Grand Openings and Big Dreams
It’s important to finish what you start. Deep down we all know the truth that every project needs a start date and a completion date if it’s going to be successful. If you don’t have them, then it’s not really a project; it’s just life.
This past Friday the completion of the Mercy Tech Maintenance Shop Project in Mozambique was officially celebrated, and we did it in style. There were speeches, lots of food, and of course dancing – this is Africa after all.
Does that mean that the shop has everything it needs? Of course not – equipping a repair and training facility is an ongoing task, and the ASAM mission base will always need the help of its supporters to keep things moving along, so we encourage you to consider that.
But what was only a dream in 2011 is now done and ready to be used, not only as a maintenance facility for the ASAM mission base, but also as a training center for local young men seeking a trade. Our former student and shop manager, Prosper Fernando, has been working there for over a year and a half and is now ready to begin teaching others in the trade. Mercy Tech Mission will continue to be involved in an advisory role with possible special training visits in the future, but we’re excited that basic instruction in the skills of mechanics and welding can now be taught locally.

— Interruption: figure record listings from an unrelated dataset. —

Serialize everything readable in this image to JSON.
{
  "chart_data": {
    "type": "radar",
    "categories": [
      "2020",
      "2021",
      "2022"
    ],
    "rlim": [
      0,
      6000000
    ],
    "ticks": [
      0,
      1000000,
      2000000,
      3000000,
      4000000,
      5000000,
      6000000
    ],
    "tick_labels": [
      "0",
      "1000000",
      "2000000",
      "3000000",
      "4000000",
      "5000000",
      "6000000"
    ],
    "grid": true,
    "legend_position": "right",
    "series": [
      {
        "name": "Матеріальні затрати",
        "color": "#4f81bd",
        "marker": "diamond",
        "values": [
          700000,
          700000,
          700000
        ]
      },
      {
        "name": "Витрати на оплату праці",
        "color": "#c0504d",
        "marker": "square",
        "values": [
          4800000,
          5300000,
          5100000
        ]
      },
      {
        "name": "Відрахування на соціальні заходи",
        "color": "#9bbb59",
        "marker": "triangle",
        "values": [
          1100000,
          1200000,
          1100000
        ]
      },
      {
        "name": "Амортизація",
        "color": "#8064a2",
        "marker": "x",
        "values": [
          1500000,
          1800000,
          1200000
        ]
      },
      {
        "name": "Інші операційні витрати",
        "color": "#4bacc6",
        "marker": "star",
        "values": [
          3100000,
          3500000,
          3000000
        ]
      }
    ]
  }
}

If you’ve been following my blog over the past few years, you might also recall a young man named Fanuel Cesar. Fani worked long hours with me during the concrete pouring stage of the shop in 2012. Previously as a teenager, Fani had some limited success as a singer in Zimbabwe. He wanted to pursue music further, so in the evenings after work I also gave him guitar lessons, and eventually presented him with a donated guitar. Fani is now employed by the railroad in a nearby town and over the past weekend I visited him for a jam session.
It turns out that Fani has big plans and is building a small recording studio beside his modest home. His dream is to provide recording and mixing services for local musicians and churches. Attached to the studio will be a small beauty salon where his wife will do hairdressing. All the skills needed to build his original home and to build this new studio came from Fani’s time working with Mercy Tech volunteers, such as John Topham and Bob Denesiuk (Summerland). It’s very fulfilling to see how skills training has made a difference not only in the life of an individual, but for an entire family.
Finally, I visited a local church this weekend and was invited to the pastor’s home for a meal afterwards. As we chowed down on sudsa and chicken, I couldn’t help but notice the nice solar light installation in the room. The electrical work was done by Vasco, who was trained in basic electrical by one of our volunteers in 2013. Well done, Don Bryce (Summerland)!
Vasco has installed lighting in a number of the village houses now, including an LED system in his own house that runs on three flashlight batteries. Below is a short YouTube video that I made about it.
Thanks again for supporting the work of Mercy Tech Mission. Changing lives, one skill at a time. It’s not just a catchy saying; it’s real life.